- Start by assigning a tentative distance value to every node in the graph. Set the initial node's distance to 0 and all other nodes' distances to infinity. Keep a set of unvisited nodes.

- In each iteration, select the unvisited node with the smallest tentative distance. Initially, this will be the starting node.

- For the current selected node, visit each of its neighbours (nodes directly connected to it) and calculate their tentative distances from the starting node. The tentative distance is the sum of the distance from the starting node to the current node and the weight of the edge connecting the current node to its neighbour. For your version, you would add a step in here to determine whether or not the node has a left turn. In some cases you will find that the route reaches a termination as you encounter a node with no left turn.
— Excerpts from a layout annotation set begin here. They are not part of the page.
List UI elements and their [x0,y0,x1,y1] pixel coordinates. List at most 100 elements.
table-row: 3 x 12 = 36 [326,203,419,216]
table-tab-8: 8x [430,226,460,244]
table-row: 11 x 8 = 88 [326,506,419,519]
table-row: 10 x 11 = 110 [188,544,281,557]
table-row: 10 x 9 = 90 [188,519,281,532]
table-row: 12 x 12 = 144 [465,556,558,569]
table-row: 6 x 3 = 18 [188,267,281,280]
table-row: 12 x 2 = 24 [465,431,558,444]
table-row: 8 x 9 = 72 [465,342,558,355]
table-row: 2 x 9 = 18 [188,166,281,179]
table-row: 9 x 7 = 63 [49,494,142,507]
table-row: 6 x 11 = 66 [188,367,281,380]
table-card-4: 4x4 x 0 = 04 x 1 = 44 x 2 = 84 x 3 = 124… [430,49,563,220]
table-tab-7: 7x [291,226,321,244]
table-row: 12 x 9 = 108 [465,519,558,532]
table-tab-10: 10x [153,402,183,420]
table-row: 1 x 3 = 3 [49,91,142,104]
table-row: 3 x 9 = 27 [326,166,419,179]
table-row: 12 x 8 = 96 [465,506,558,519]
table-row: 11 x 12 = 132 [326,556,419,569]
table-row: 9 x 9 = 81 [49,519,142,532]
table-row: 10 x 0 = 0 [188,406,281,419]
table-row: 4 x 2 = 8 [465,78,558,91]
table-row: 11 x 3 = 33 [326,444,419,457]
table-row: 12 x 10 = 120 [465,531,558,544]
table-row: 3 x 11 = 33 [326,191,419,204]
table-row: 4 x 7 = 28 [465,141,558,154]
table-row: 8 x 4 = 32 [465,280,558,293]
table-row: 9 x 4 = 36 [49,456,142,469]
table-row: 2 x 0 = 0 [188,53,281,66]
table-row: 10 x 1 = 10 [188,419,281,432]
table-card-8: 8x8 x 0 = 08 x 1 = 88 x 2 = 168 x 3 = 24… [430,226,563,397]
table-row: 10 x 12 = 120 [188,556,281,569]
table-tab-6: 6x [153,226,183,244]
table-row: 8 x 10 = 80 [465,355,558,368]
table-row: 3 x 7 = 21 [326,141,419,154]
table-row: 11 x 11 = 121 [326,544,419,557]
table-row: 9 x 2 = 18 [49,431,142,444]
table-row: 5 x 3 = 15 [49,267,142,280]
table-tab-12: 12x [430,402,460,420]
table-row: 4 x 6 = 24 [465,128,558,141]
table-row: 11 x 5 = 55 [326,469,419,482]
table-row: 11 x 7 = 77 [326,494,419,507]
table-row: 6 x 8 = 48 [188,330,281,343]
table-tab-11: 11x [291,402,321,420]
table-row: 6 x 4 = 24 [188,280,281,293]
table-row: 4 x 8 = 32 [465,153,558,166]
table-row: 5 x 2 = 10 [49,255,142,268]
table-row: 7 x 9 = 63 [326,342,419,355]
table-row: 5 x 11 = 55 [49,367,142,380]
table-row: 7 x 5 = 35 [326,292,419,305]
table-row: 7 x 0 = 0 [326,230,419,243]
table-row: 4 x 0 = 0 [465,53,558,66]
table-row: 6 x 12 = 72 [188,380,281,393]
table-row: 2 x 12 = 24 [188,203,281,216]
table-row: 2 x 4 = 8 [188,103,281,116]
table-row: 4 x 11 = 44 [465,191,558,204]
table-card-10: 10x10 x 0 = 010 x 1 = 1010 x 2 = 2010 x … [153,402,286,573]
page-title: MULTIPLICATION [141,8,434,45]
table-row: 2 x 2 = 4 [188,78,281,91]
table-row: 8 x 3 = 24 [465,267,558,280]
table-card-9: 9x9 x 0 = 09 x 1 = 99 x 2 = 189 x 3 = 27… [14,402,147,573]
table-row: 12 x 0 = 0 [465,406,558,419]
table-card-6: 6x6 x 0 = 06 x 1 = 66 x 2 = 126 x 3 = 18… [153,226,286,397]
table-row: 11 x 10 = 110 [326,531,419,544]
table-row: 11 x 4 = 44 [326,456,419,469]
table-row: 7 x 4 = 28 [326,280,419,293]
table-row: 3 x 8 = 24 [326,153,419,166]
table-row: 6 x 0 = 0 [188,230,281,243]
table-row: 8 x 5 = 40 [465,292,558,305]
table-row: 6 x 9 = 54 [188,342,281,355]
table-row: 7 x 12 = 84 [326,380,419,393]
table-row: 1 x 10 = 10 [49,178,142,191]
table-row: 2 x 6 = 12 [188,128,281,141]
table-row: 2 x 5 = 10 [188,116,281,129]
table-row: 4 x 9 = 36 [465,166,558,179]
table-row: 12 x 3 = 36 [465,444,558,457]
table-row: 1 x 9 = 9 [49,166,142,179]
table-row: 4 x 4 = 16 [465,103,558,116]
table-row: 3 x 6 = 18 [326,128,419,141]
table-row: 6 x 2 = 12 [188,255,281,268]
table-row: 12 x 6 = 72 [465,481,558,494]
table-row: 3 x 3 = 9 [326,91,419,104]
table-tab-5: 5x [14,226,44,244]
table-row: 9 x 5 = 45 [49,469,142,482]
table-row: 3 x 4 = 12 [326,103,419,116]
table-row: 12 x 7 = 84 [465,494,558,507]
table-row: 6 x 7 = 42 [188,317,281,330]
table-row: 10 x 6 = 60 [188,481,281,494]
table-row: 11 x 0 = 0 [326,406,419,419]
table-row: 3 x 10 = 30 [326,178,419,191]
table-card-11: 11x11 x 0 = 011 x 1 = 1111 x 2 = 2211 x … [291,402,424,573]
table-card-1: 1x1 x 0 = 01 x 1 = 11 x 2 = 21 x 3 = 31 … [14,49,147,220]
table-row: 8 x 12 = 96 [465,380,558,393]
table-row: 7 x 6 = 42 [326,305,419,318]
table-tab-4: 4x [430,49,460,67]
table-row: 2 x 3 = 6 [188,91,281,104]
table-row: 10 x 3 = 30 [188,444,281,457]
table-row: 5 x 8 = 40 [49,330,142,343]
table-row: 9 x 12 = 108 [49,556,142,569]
- If the newly calculated tentative distance for a node is smaller than its current assigned distance, update the node's distance with the new smaller value. (Note, this is the traditional form of Dijkstra - in your case, I would maintain a collection of all the different node distances, and start removing from them when I encountered routes with no left turns).

- After visiting all neighbours of the current node, mark it as visited, and remove it from the set of unvisited nodes.

- Continue the process by selecting the next unvisited node with the smallest tentative distance, and repeat steps 3 to 5 until all nodes have been visited.

The algorithm terminates when all nodes have been visited, and the shortest distance from the starting node to all other nodes has been determined. At this point, the algorithm will have also computed the shortest path from the starting node to any other node in the graph taking into account your left turn constraint. It is entirely possible that you will not return any possible routes, if there are points where no left turn is possible.